В зале аукционист продолжал дирижировать процессом, и делал это весьма умело. Ведя торги в спокойной и неспешной манере, он тем не менее держал покупателей в приятном напряжении. Забредшие на аукцион туристы были поражены медлительностью и размеренностью его речи, что весьма отличалось от их прежнего опыта, в большинстве случаев ограниченного дешевыми распродажами и ярмарочными торгами. Там аукционисты молотили языком без остановки, приводя покупателей в неистовство и заставляя их терять голову и забывать, зачем они здесь, где оставили ключи от машины и какой была девичья фамилия их матери… Слова произносятся с бешеной скоростью, чтобы сэкономить время и сбить с толку обывателя. За четыре часа надо продать восемь сотен бычков, а ошалевший покупатель легче расстается с деньгами.

Здесь же не было никакой лихорадочности, лишь напряженная сосредоточенность и взволнованное биение сердец. Словно вы смотрите триллер, пребывая в состоянии тревожного ожидания. Такого рода эмоции весьма заразительны.
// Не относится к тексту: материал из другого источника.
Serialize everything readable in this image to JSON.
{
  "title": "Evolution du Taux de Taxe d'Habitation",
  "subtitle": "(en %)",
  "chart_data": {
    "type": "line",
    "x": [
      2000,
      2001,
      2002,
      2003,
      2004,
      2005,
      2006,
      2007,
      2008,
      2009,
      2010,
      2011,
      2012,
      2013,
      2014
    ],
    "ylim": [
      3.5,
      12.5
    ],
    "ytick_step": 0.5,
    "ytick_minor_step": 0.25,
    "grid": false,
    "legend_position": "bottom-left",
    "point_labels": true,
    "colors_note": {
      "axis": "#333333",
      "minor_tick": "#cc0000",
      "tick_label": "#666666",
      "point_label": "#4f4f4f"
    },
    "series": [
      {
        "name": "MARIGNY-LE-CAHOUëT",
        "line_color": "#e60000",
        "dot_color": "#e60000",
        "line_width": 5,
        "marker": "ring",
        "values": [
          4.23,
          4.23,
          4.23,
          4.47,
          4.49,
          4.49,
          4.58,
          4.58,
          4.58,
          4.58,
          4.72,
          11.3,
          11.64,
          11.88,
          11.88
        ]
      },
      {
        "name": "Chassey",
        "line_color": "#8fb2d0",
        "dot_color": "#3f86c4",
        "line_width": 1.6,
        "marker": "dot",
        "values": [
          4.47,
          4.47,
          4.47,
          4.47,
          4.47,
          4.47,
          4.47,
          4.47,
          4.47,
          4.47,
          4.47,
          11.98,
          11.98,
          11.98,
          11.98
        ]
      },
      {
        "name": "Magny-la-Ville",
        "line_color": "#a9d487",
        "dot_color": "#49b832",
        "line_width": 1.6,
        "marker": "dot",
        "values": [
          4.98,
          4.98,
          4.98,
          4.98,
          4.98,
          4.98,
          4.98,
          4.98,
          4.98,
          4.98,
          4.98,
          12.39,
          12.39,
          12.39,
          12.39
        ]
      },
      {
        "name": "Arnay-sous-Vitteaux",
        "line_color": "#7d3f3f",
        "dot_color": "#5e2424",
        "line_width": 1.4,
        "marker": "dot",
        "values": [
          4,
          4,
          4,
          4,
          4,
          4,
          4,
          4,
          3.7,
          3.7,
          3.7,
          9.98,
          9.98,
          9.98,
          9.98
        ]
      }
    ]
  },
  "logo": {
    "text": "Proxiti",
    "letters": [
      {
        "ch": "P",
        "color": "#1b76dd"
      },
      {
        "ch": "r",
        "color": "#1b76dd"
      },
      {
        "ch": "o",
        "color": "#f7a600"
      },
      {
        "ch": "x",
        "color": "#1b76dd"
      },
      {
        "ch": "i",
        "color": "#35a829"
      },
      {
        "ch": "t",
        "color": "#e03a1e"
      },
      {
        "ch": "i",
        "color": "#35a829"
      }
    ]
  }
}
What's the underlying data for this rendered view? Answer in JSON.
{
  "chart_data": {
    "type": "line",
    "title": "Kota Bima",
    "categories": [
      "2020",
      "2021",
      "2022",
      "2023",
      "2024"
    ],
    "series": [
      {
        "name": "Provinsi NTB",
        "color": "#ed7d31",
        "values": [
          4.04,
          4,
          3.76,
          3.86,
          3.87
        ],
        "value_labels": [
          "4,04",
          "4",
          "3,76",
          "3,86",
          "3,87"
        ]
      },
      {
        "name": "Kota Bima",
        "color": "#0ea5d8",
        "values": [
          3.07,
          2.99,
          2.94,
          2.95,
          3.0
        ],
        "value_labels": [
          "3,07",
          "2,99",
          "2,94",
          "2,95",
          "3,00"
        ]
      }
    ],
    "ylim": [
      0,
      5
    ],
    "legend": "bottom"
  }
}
Аукционист отчетливо произносил текст, ни на минуту не теряя контроль над ситуацией. Он представлял лоты и вел торги, не называя фамилий покупателей и не допуская неоправданных пауз. От участников торгов требовалась определенная живость, но их никогда не подгоняли. Неискушенный наблюдатель вряд ли бы понял, кто участвует в торгах. Намерения покупателя могли выражаться трепетанием ноздрей, помаргиванием или телефонным звонком аукционисту. После первой четкой заявки о своем дальнейшем участии покупатель мог сигнализировать едва различимыми знаками.
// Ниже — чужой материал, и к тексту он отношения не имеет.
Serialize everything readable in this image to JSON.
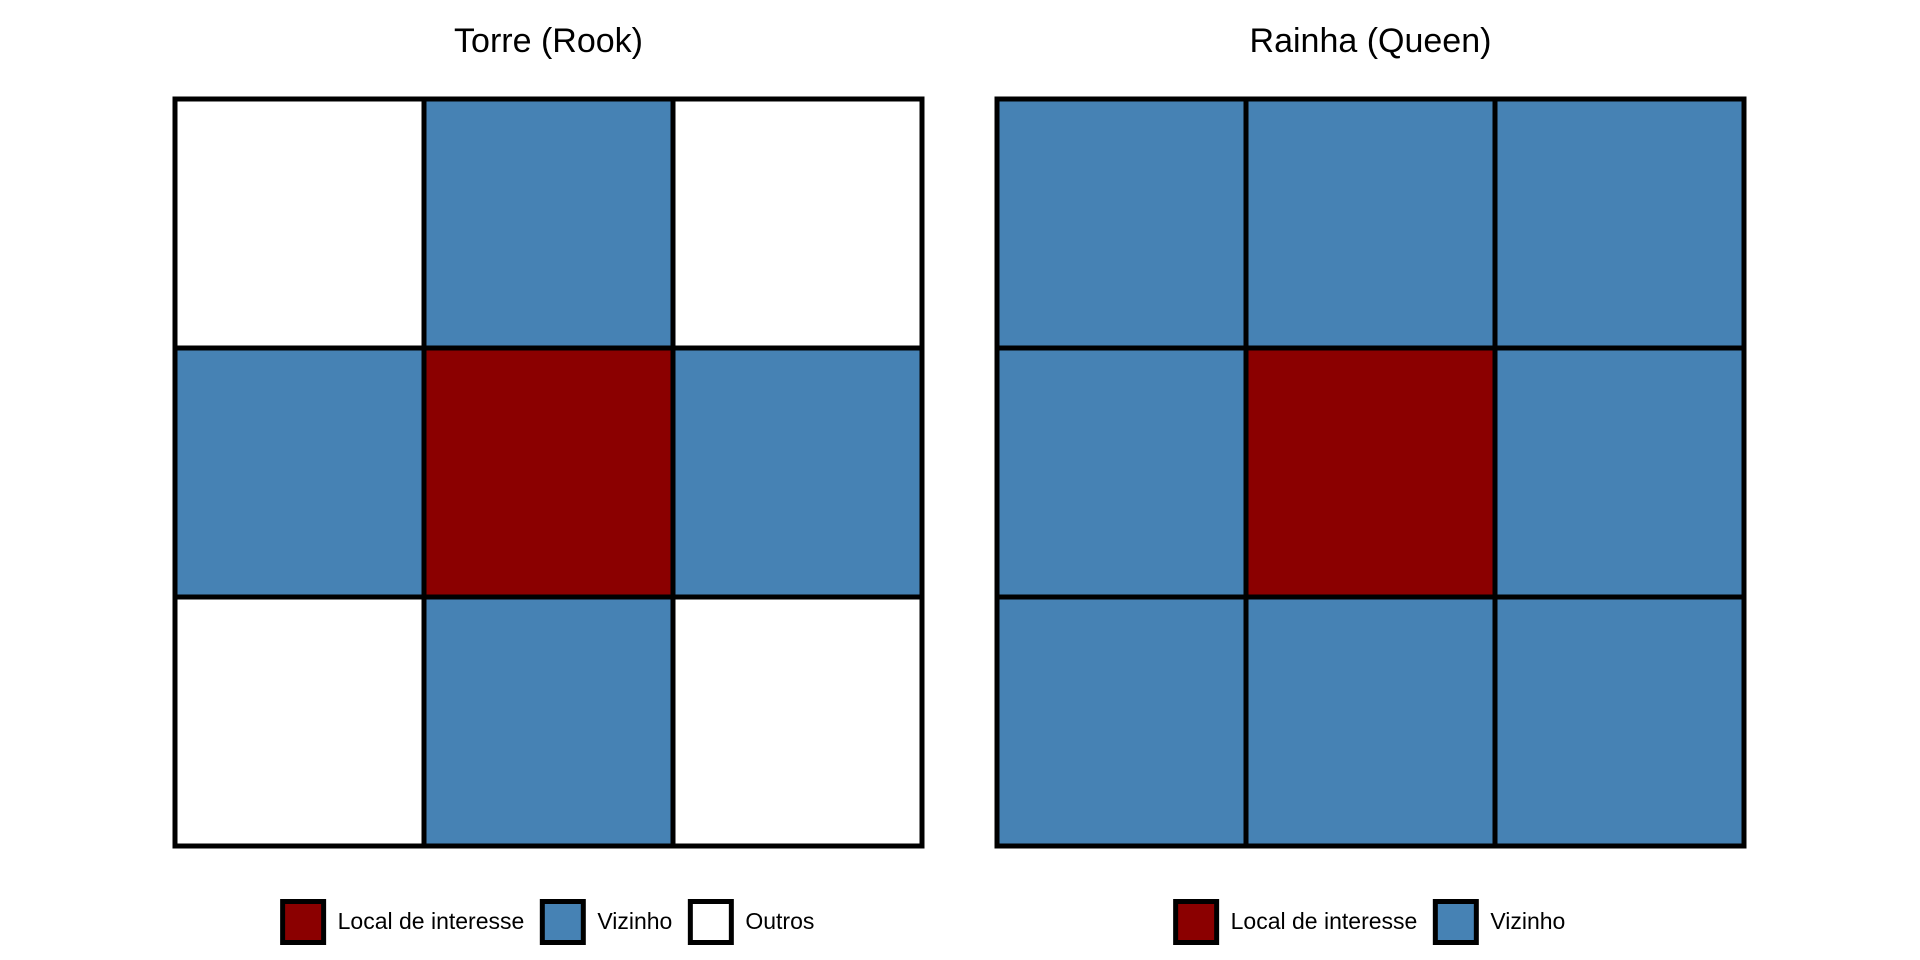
{
  "panels": [
    {
      "title": "Torre (Rook)",
      "cells": [
        [
          "#ffffff",
          "#4682b4",
          "#ffffff"
        ],
        [
          "#4682b4",
          "#8b0000",
          "#4682b4"
        ],
        [
          "#ffffff",
          "#4682b4",
          "#ffffff"
        ]
      ],
      "legend": [
        {
          "label": "Local de interesse",
          "color": "#8b0000"
        },
        {
          "label": "Vizinho",
          "color": "#4682b4"
        },
        {
          "label": "Outros",
          "color": "#ffffff"
        }
      ]
    },
    {
      "title": "Rainha (Queen)",
      "cells": [
        [
          "#4682b4",
          "#4682b4",
          "#4682b4"
        ],
        [
          "#4682b4",
          "#8b0000",
          "#4682b4"
        ],
        [
          "#4682b4",
          "#4682b4",
          "#4682b4"
        ]
      ],
      "legend": [
        {
          "label": "Local de interesse",
          "color": "#8b0000"
        },
        {
          "label": "Vizinho",
          "color": "#4682b4"
        }
      ]
    }
  ]
}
Стремление к анонимности было вполне объяснимым. Частные лица избегали шумихи вокруг своих приобретений и не хотели иметь дело с доброжелателями и дилерами, предлагающими выгодно перепродать покупку. Это была одна из причин, по которой Делакло всегда находилась в центре событий, отслеживая каждую заявку и стараясь не упустить ни одного покупателя. Именно поэтому она посещала все аукционы, где продавались работы Малевича. Ведь купленные произведения могли потом бесследно исчезнуть, осев в каком-нибудь частном особняке в любой части света. Музеи всегда интересуются теми, кто способен оказать им финансовую помощь. Проигравший конкурент может попытаться провернуть частную сделку. Пресса жаждет сенсаций и горячих новостей. И только аукционные дома строго соблюдают кодекс чести, не позволяющий раскрывать анонимность продавцов и покупателей без их согласия.

Конечно, какие-то сведения всегда просачиваются. Когда знаменитости что-то приобретают или посещают какой-нибудь из многочисленных приемов или коктейлей, спонсируемых домом «Кристи» с целью более глубокого внедрения в светские круги, это неизбежно становится предметом обсуждения среди его сотрудников. У Делакло было несколько друзей в аукционном мире, служивших источником подобной информации.

Ей на память пришли одни из торгов, которые она посещала, когда работала в парижском отделении «Кристи». Шесть крупных дилеров по русскому искусству, которые дружно изучали выставленные на продажу лоты. Особое внимание они уделили альбому с пятьюдесятью рисунками Родченко. На него была назначена вполне умеренная цена в двести пятьдесят тысяч.

Дилеры явно заинтересовались данным лотом, хотя всячески пытались это скрыть. Такое притворное равнодушие являлось делом вполне обычным. Делакло уже не раз видела подобный маскарад. Было очевидно — все шестеро примут участие в торгах, что, несомненно, взвинтит цену. Они прямо-таки исходили слюной, глядя на этот альбом. Однако, когда лот выставили на продажу, заявку сделал только один из дилеров и какой-то частный коллекционер. Альбом продали за сто семьдесят пять тысяч, что едва превысило резервированную цену, ниже которой опускаться было уже нельзя.

Стоя в глубине зала, Делакло наблюдала за действом, догадываясь, что происходит. Но помешать этому было невозможно. Перед аукционом она видела всех шестерых в «Красном льве» за углом. Они мирно пили пиво и чему-то смеялись, а потом сели вместе в середине зала и намеренно не набавляли цену, когда выставлялись интересующие их лоты. Делакло сразу поняла, в чем тут дело.

Голос аукциониста возвратил ее к действительности.